Надзиратель, лишившись поддержки стража порядка, тоже счел за лучшее удалиться. Сухо попрощавшись с Василием Петровичем и тетей Олей, извинившись за испорченный обед, Пруссак проследовал к выходу. Напоследок он обернулся и выпустил парфянскую стрелу:
– А с вами, Овчинников, мы поговорим в гимназии. И не думайте, что эта выходка сойдет вам с рук!
Глава 17
В общем, обошлось – сбагрили таракана этого гимназического. А дядя с тетей Николкины – молодцы, не дали племянника в обиду. Вон как напустились на Пруссака! Да и про городового, дядьку этого с усами до уголков глаз, дурного слова не скажу. Полезная штука – теплые отношения с участковым! Николка рассказывал, что квартальный приходит в дом по праздникам (а их тут немерено) с поздравлениями. Зайдет, протрубит что-то своим басом, от которого лошади на улице шарахаются, а прислуга ему – нате-здрасьте, чарочку на подносике, пирожок.
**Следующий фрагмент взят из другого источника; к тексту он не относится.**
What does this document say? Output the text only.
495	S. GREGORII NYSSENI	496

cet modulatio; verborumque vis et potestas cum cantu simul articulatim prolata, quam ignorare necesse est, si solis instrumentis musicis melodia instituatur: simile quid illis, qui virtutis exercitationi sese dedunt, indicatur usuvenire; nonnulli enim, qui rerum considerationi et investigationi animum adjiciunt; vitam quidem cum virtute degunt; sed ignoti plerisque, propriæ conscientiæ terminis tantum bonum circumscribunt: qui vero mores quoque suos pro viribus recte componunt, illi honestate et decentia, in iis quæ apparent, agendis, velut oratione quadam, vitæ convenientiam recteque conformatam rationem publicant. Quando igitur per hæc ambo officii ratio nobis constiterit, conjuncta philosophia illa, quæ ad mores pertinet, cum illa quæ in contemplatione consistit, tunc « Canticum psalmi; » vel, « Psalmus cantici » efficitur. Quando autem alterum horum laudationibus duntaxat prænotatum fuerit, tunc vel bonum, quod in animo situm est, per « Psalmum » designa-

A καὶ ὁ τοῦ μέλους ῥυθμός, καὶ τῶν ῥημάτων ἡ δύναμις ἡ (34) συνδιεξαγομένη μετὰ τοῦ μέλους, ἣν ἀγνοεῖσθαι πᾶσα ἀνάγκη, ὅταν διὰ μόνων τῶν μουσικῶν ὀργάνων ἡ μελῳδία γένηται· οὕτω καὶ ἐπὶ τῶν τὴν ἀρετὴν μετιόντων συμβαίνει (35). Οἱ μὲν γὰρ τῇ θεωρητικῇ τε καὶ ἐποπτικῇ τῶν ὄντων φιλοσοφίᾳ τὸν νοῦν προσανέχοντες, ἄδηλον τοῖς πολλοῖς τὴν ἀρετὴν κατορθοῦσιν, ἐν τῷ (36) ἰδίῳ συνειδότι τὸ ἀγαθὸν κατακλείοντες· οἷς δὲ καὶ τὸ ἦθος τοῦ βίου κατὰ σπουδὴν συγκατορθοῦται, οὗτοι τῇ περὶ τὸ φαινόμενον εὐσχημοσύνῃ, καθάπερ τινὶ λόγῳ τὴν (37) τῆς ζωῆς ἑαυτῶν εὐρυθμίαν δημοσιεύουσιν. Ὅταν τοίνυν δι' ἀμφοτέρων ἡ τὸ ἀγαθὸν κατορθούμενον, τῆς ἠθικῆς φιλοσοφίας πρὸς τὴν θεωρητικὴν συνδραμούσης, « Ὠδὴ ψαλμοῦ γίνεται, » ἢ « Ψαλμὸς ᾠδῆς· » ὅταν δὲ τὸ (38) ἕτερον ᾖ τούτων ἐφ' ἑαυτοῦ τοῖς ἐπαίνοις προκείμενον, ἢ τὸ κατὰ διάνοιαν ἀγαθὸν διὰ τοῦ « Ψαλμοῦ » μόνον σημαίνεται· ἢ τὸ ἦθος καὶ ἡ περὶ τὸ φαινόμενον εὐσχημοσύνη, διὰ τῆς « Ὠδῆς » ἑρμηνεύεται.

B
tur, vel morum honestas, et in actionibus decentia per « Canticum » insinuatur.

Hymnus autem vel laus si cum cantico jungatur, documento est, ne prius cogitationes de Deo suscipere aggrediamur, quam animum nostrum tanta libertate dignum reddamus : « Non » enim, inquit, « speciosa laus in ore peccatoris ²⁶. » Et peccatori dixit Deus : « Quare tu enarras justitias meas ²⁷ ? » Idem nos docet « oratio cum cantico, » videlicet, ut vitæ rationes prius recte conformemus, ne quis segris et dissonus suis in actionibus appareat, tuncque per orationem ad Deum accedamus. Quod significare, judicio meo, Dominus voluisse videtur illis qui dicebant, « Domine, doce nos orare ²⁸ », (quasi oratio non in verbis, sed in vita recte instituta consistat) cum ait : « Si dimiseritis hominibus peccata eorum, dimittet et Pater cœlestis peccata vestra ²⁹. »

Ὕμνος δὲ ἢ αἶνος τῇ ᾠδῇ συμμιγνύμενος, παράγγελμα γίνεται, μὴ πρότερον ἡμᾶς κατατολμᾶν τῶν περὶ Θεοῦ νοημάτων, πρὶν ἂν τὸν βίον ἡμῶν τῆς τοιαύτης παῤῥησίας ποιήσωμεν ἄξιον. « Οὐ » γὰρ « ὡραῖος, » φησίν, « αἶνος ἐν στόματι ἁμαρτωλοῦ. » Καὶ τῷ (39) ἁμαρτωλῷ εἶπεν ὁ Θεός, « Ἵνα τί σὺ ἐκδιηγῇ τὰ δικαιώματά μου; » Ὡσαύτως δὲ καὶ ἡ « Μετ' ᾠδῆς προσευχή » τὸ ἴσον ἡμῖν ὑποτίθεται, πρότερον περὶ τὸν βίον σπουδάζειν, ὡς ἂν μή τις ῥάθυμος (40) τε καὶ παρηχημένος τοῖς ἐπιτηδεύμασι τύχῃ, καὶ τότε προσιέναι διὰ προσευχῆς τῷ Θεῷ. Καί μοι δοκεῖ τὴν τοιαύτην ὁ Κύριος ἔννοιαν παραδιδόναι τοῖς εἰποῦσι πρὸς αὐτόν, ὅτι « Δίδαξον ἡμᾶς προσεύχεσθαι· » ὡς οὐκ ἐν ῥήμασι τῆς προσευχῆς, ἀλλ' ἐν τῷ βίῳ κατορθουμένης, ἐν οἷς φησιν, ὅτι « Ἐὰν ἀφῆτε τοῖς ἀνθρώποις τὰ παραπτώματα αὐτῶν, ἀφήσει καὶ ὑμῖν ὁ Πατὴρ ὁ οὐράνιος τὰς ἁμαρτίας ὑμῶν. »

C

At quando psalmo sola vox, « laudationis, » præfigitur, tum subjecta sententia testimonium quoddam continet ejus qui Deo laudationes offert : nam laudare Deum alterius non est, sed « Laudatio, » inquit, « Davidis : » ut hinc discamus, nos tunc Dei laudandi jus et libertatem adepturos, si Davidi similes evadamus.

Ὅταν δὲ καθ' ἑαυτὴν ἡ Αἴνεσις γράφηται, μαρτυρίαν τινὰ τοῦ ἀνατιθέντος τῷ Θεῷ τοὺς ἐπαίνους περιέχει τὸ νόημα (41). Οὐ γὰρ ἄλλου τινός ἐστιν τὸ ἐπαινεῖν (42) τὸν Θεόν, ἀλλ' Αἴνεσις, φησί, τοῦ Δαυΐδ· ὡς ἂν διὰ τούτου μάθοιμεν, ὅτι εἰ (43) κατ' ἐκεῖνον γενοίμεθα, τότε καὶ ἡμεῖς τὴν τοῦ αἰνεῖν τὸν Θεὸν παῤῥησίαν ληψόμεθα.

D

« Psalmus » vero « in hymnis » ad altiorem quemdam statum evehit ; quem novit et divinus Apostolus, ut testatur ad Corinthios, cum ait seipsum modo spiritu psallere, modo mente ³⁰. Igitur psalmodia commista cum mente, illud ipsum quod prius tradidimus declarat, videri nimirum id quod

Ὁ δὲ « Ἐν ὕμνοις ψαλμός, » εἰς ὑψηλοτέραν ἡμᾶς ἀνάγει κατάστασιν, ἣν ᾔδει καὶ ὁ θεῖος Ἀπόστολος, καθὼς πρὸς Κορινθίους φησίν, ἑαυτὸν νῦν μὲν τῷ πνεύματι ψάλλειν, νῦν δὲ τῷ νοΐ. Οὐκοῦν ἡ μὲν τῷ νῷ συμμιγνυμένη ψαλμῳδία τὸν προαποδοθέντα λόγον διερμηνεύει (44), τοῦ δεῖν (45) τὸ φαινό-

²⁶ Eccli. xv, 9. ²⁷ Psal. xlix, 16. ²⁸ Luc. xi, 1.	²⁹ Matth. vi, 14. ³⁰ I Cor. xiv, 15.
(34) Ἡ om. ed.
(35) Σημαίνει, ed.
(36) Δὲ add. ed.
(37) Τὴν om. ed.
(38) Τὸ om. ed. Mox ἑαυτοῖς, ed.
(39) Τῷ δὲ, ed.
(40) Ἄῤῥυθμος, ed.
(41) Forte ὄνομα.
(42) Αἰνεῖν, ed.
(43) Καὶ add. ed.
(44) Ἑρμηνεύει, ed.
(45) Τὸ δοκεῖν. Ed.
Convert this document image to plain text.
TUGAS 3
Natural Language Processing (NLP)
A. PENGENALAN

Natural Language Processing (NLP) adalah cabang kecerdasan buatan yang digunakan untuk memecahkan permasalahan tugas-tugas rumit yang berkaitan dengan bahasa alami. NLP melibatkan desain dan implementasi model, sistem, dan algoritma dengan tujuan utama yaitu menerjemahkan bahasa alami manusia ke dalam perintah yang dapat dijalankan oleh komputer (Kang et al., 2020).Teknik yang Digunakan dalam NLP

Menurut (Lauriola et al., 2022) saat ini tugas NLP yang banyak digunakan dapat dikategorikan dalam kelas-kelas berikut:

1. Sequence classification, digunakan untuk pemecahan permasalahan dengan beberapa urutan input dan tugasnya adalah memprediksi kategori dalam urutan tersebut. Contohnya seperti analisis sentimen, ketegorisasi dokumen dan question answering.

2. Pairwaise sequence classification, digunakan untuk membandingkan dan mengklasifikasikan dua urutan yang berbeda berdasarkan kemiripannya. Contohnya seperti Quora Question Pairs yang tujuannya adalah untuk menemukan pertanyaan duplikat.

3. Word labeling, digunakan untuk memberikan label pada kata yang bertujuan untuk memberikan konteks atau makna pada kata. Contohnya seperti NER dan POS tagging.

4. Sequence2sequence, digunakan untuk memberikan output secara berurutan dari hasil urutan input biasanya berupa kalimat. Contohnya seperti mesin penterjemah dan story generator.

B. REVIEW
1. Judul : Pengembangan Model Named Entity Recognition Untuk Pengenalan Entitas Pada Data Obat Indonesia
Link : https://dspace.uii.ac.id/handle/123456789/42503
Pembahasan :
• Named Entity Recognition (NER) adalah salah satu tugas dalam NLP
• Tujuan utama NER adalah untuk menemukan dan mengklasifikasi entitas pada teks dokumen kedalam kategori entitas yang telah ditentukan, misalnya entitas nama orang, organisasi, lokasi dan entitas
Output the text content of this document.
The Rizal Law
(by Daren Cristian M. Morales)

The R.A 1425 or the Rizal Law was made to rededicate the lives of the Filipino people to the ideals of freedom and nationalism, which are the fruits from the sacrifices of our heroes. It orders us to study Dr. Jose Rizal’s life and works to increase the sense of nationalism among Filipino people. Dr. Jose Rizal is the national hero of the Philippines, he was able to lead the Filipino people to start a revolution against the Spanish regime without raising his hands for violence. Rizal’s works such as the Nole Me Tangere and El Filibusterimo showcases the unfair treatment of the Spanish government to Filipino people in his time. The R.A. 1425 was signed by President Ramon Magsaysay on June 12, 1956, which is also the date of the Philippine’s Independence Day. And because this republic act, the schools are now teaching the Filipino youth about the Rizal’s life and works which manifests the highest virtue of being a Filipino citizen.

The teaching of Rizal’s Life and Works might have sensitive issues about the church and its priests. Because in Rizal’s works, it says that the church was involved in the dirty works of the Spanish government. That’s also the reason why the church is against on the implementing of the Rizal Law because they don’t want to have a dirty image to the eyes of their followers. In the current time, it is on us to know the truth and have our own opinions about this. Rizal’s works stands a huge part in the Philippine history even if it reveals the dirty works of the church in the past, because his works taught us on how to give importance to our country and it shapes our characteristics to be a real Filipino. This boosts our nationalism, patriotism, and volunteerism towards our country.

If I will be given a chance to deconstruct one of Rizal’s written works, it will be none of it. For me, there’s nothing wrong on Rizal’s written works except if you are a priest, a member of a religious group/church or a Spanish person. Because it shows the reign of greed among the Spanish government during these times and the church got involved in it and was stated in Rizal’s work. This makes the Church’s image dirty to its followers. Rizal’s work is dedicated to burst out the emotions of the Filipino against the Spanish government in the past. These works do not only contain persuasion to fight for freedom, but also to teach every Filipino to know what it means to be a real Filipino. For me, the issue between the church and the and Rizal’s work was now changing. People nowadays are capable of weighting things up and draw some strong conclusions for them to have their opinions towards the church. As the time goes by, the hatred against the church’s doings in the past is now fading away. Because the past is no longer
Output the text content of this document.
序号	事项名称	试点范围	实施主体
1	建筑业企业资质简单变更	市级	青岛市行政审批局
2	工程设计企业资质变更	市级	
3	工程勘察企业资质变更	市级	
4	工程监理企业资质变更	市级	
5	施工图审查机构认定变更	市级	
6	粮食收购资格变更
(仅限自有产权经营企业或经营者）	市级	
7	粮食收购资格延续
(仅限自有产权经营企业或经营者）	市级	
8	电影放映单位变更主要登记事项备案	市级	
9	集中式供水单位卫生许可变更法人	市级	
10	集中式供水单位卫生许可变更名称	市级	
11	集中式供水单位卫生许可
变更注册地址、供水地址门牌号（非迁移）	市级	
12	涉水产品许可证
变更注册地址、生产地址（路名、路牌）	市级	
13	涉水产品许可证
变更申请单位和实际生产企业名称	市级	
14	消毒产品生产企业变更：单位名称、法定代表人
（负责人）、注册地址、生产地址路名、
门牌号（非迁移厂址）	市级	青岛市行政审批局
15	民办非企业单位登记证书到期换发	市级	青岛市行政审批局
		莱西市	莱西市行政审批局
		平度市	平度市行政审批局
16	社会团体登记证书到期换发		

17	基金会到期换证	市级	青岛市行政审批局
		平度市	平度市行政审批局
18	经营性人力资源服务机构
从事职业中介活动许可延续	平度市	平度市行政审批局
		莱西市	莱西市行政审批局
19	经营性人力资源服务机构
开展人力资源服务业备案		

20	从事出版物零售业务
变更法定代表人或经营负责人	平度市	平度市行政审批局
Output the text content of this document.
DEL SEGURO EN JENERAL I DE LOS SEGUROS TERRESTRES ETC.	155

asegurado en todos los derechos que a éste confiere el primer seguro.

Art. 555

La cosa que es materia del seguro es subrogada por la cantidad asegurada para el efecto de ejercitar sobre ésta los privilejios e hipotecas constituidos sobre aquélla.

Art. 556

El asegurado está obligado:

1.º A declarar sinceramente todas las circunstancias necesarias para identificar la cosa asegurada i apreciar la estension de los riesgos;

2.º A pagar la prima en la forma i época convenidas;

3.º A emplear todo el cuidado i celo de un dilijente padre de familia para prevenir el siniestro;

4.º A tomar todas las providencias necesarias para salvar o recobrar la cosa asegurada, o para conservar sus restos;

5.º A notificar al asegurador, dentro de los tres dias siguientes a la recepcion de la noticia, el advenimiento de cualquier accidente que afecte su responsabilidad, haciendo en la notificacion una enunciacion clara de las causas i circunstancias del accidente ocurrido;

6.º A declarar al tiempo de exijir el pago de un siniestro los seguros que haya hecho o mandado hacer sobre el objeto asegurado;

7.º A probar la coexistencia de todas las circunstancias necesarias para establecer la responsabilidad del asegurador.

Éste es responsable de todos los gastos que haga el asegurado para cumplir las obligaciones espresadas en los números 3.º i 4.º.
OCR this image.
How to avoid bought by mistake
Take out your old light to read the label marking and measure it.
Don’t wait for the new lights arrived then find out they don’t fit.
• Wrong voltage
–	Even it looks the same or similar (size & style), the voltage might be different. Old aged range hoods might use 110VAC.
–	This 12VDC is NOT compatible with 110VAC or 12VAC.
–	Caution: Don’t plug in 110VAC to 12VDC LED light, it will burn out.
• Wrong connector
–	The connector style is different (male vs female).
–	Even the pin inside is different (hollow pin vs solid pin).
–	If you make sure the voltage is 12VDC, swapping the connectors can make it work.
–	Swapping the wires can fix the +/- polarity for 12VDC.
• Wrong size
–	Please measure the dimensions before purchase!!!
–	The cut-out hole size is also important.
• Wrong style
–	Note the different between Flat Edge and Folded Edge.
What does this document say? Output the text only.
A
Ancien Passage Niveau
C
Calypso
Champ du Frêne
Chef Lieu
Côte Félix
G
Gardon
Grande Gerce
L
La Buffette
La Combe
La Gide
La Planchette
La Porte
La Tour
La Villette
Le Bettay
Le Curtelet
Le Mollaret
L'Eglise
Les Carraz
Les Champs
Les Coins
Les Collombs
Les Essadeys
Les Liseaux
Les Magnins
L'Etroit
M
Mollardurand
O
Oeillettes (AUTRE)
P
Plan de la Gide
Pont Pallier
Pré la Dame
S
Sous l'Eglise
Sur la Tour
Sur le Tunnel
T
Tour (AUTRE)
И непременно – полтину серебром. Квартальный чарку опрокинет, пирожком зажует, полтину в карман, усы подкрутит – и дальше поздравлять. Ничего так доходец – по кварталу домов десятка два, а праздники здесь по паре в месяц. Взятки, скажете? А по мне – никакие не взятки. А уважительное отношение. Потому как люди должны знать участкового… а он их. Вот у нас – я участкового хорошо если раз в полгода вижу… Хотя опорный пункт милиции прямо в нашем доме. Летом – как вечер потеплее, непременно во дворе по ночам какие-то гопники орут и матерятся. Сколько раз в милицию звонили – толку ноль. Приедет машина, помигает фарами, спугнет. А те уроды, стоит ментам отвалить, вновь вылезают – и так всю ночь. Как-то у отца терпение лопнуло, он позвонил в отделение и заявил: если не решите этот вопрос, соберем мужиков по окрестным домам и порешаем все на свой манер. Но уж потом не обижайтесь, когда покалеченных будете вывозить. Помогло.